The major difference concerning an official penalty charge issued by the establishment and a parking charge issued by a private business is that there is nothing in criminal law to support a penalty or fine for parking on private land. For that reason they should not be described as penalties or fines, although many parking operators will label their notices a Parking Charge Notice, which handily also abbreviates to PCN (what a coincidence!).

In issuing a Parking Charge Notice, the parking operator is relying on the law of contract to make a claim for compensation. The total they ask for is to compensate for you breaching the contract you created when you parked on the land in question. According to the CAB, this cost should be realistic and in line with the loss suffered by the company, even though excessive charges are common. This isn't a criminal matter despite any impression given to the contrary by the operator.

The operator has no right to recover a parking charge from you without first taking you to court, so if you feel there has been an oversight and you shouldn't have been issued a ticket, you may wish to dispute the charge with the parking company as soon as possible. You should ask them to give evidence of their argument against you. If you fail to reach an agreement with them, then, as with all civil matters, it is up to the parking company to confirm their argument in court, but it is advisable to seek advice from the CAB or a solicitor before things get to this phase. Take into account that the parking operator has to prove its case on the balance of probabilities.

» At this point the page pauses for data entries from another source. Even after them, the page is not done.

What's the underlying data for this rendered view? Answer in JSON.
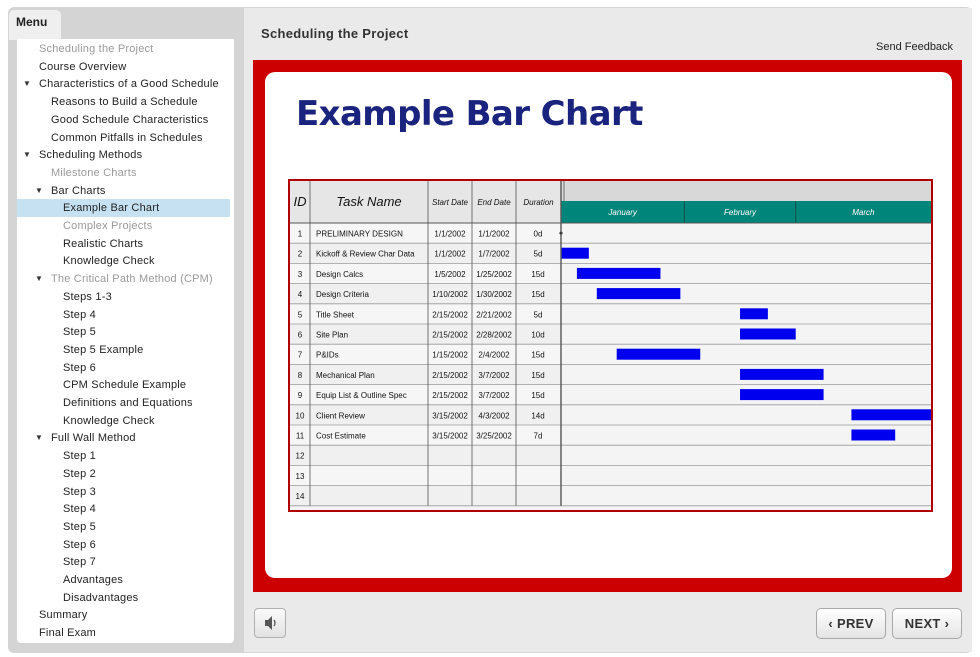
{
  "menu": {
    "tab_label": "Menu",
    "items": [
      {
        "label": "Scheduling the Project",
        "level": 0,
        "state": "disabled",
        "arrow": ""
      },
      {
        "label": "Course Overview",
        "level": 0,
        "state": "normal",
        "arrow": ""
      },
      {
        "label": "Characteristics of a Good Schedule",
        "level": 0,
        "state": "normal",
        "arrow": "down"
      },
      {
        "label": "Reasons to Build a Schedule",
        "level": 1,
        "state": "normal",
        "arrow": ""
      },
      {
        "label": "Good Schedule Characteristics",
        "level": 1,
        "state": "normal",
        "arrow": ""
      },
      {
        "label": "Common Pitfalls in Schedules",
        "level": 1,
        "state": "normal",
        "arrow": ""
      },
      {
        "label": "Scheduling Methods",
        "level": 0,
        "state": "normal",
        "arrow": "down"
      },
      {
        "label": "Milestone Charts",
        "level": 1,
        "state": "disabled",
        "arrow": ""
      },
      {
        "label": "Bar Charts",
        "level": 1,
        "state": "normal",
        "arrow": "down"
      },
      {
        "label": "Example Bar Chart",
        "level": 2,
        "state": "selected",
        "arrow": ""
      },
      {
        "label": "Complex Projects",
        "level": 2,
        "state": "disabled",
        "arrow": ""
      },
      {
        "label": "Realistic Charts",
        "level": 2,
        "state": "normal",
        "arrow": ""
      },
      {
        "label": "Knowledge Check",
        "level": 2,
        "state": "normal",
        "arrow": ""
      },
      {
        "label": "The Critical Path Method (CPM)",
        "level": 1,
        "state": "disabled",
        "arrow": "down"
      },
      {
        "label": "Steps 1-3",
        "level": 2,
        "state": "normal",
        "arrow": ""
      },
      {
        "label": "Step 4",
        "level": 2,
        "state": "normal",
        "arrow": ""
      },
      {
        "label": "Step 5",
        "level": 2,
        "state": "normal",
        "arrow": ""
      },
      {
        "label": "Step 5 Example",
        "level": 2,
        "state": "normal",
        "arrow": ""
      },
      {
        "label": "Step 6",
        "level": 2,
        "state": "normal",
        "arrow": ""
      },
      {
        "label": "CPM Schedule Example",
        "level": 2,
        "state": "normal",
        "arrow": ""
      },
      {
        "label": "Definitions and Equations",
        "level": 2,
        "state": "normal",
        "arrow": ""
      },
      {
        "label": "Knowledge Check",
        "level": 2,
        "state": "normal",
        "arrow": ""
      },
      {
        "label": "Full Wall Method",
        "level": 1,
        "state": "normal",
        "arrow": "down"
      },
      {
        "label": "Step 1",
        "level": 2,
        "state": "normal",
        "arrow": ""
      },
      {
        "label": "Step 2",
        "level": 2,
        "state": "normal",
        "arrow": ""
      },
      {
        "label": "Step 3",
        "level": 2,
        "state": "normal",
        "arrow": ""
      },
      {
        "label": "Step 4",
        "level": 2,
        "state": "normal",
        "arrow": ""
      },
      {
        "label": "Step 5",
        "level": 2,
        "state": "normal",
        "arrow": ""
      },
      {
        "label": "Step 6",
        "level": 2,
        "state": "normal",
        "arrow": ""
      },
      {
        "label": "Step 7",
        "level": 2,
        "state": "normal",
        "arrow": ""
      },
      {
        "label": "Advantages",
        "level": 2,
        "state": "normal",
        "arrow": ""
      },
      {
        "label": "Disadvantages",
        "level": 2,
        "state": "normal",
        "arrow": ""
      },
      {
        "label": "Summary",
        "level": 0,
        "state": "normal",
        "arrow": ""
      },
      {
        "label": "Final Exam",
        "level": 0,
        "state": "normal",
        "arrow": ""
      }
    ]
  },
  "header": {
    "title": "Scheduling the Project",
    "feedback_link": "Send Feedback"
  },
  "slide": {
    "heading": "Example Bar Chart"
  },
  "chart_data": {
    "type": "table",
    "columns": [
      "ID",
      "Task Name",
      "Start Date",
      "End Date",
      "Duration"
    ],
    "months": [
      "January",
      "February",
      "March"
    ],
    "timeline_start": "1/1/2002",
    "timeline_end": "4/3/2002",
    "rows": [
      {
        "id": "1",
        "task": "PRELIMINARY DESIGN",
        "start": "1/1/2002",
        "end": "1/1/2002",
        "duration": "0d"
      },
      {
        "id": "2",
        "task": "Kickoff & Review Char Data",
        "start": "1/1/2002",
        "end": "1/7/2002",
        "duration": "5d"
      },
      {
        "id": "3",
        "task": "Design Calcs",
        "start": "1/5/2002",
        "end": "1/25/2002",
        "duration": "15d"
      },
      {
        "id": "4",
        "task": "Design Criteria",
        "start": "1/10/2002",
        "end": "1/30/2002",
        "duration": "15d"
      },
      {
        "id": "5",
        "task": "Title Sheet",
        "start": "2/15/2002",
        "end": "2/21/2002",
        "duration": "5d"
      },
      {
        "id": "6",
        "task": "Site Plan",
        "start": "2/15/2002",
        "end": "2/28/2002",
        "duration": "10d"
      },
      {
        "id": "7",
        "task": "P&IDs",
        "start": "1/15/2002",
        "end": "2/4/2002",
        "duration": "15d"
      },
      {
        "id": "8",
        "task": "Mechanical Plan",
        "start": "2/15/2002",
        "end": "3/7/2002",
        "duration": "15d"
      },
      {
        "id": "9",
        "task": "Equip List & Outline Spec",
        "start": "2/15/2002",
        "end": "3/7/2002",
        "duration": "15d"
      },
      {
        "id": "10",
        "task": "Client Review",
        "start": "3/15/2002",
        "end": "4/3/2002",
        "duration": "14d"
      },
      {
        "id": "11",
        "task": "Cost Estimate",
        "start": "3/15/2002",
        "end": "3/25/2002",
        "duration": "7d"
      },
      {
        "id": "12",
        "task": "",
        "start": "",
        "end": "",
        "duration": ""
      },
      {
        "id": "13",
        "task": "",
        "start": "",
        "end": "",
        "duration": ""
      },
      {
        "id": "14",
        "task": "",
        "start": "",
        "end": "",
        "duration": ""
      }
    ],
    "bar_color": "#0000ee",
    "header_color": "#00857a"
  },
  "footer": {
    "prev_label": "PREV",
    "next_label": "NEXT",
    "volume_icon": "speaker-icon"
  },
  "colors": {
    "stage_border": "#cc0000",
    "heading": "#1a237e",
    "selected_menu": "#c6e2f2"
  }
}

It is also vital to note that, as things presently exist, the driver of the vehicle is the only person who can enter into a contract with the property-owner. Thus if you weren't the person driving you may wish to inform the parking company of this straight away. Just because you are the registered keeper of the car, you are under no legal obligation to supply the parking operator with any further information, as you would be with the police. In particular you do not have to identify the driver or supply his or her name and address.

Indeed if you are positive that you have not parked in contravention of the rules of the car park, you do not have to contact the parking company if you do not wish to do so as the obligation is on the parking company to bear out its case. However you should let them know that you contest the notice as if not, you can be expecting a sequence of letters from the company itself, debt collectors and solicitors, all warning of court action. However, the reality is that extremely few cases ever reach court because of the difficulties the private company has in proving its case. As a result, the letters usually stop. Even if a case does reach court, the company may have trouble convincing a judge that the charge is just.

The bottom line is it is going to be very hard for these companies to demonstrate you are a guilty party in this. In 99.99% of cases the best thing to do is rip up the ticket and throw it away. We would recommend not to contact the company (as you are handing them your details) or waste your time and money consulting a solicitor. Most of these companies do not provide proper signage - in other words they are easy to miss when you are busy thinking of all the stuff you want to acquire.